Maleficent: Mistress of Evil – Kritik

Maleficent: Mistress of Evil

Mit Maleficent legte Disney 2014 eines seiner bis dato mutigsten Remakes vor. Im Gegensatz zu Beauty and the Beast und dem zuletzt gestarteten The Lion King ging es nicht darum, eine altbekannte Geschichte in polierten Bildern geradezu unverändert auf die große Leinwand zurückzuholen. Stattdessen wartete die Dornröschen-Adaption mit einem spannenden Perspektivenwechsel auf: Plötzlich stand die dunkle Fee Maleficent im Vordergrund und entpuppte sich als tragische, missverstandene Figur. Fünf Jahre später schließt Disney mit Maleficent: Mistress of Evil an den Erfolg des Vorgängers an und versucht, noch mehr neue Blickwinkel auf das vertraute Märchen zu finden. Dabei verliert die aufwendige Fortsetzung jedoch zunehmend Fokus und tobt sich in einer leeren Kulisse aus.

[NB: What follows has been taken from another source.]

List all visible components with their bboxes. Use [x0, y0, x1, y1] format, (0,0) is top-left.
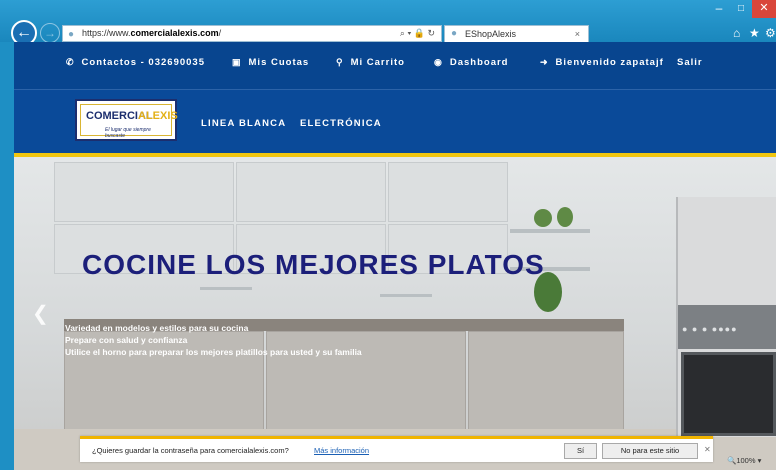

Als Ausgangspunkt der turbulenten Ereignisse im Märchenland dient dieses Mal ein Heiratsantrag. Prinz Phillip (Harris Dickinson) hält die zur Königin der Moore gekrönte Aurora (Elle Fanning) um ihre Hand an – und zieht damit Maleficents Unmut auf sich. Nur sehr widerwillig gibt diese der jungen Liebe eine Chance, immerhin geht es hier neben dem Glück ihres Patenkinds auch um den Frieden mit dem benachbarten Königreich. Zügig präsentiert Maleficent: Mistress of Evil somit einen Ausblick auf all die Konflikte, die folgen werden. Nicht nur geht es wider darum, das zugrundeliegende Märchen zu hinterfragen, sondern ebenfalls die politischen Dimensionen auszuloten. Gleichzeitig hält sich der Film mit zu vielen Erklärungen auf, sodass sich die fantastisch Welt kaum entfalten kann.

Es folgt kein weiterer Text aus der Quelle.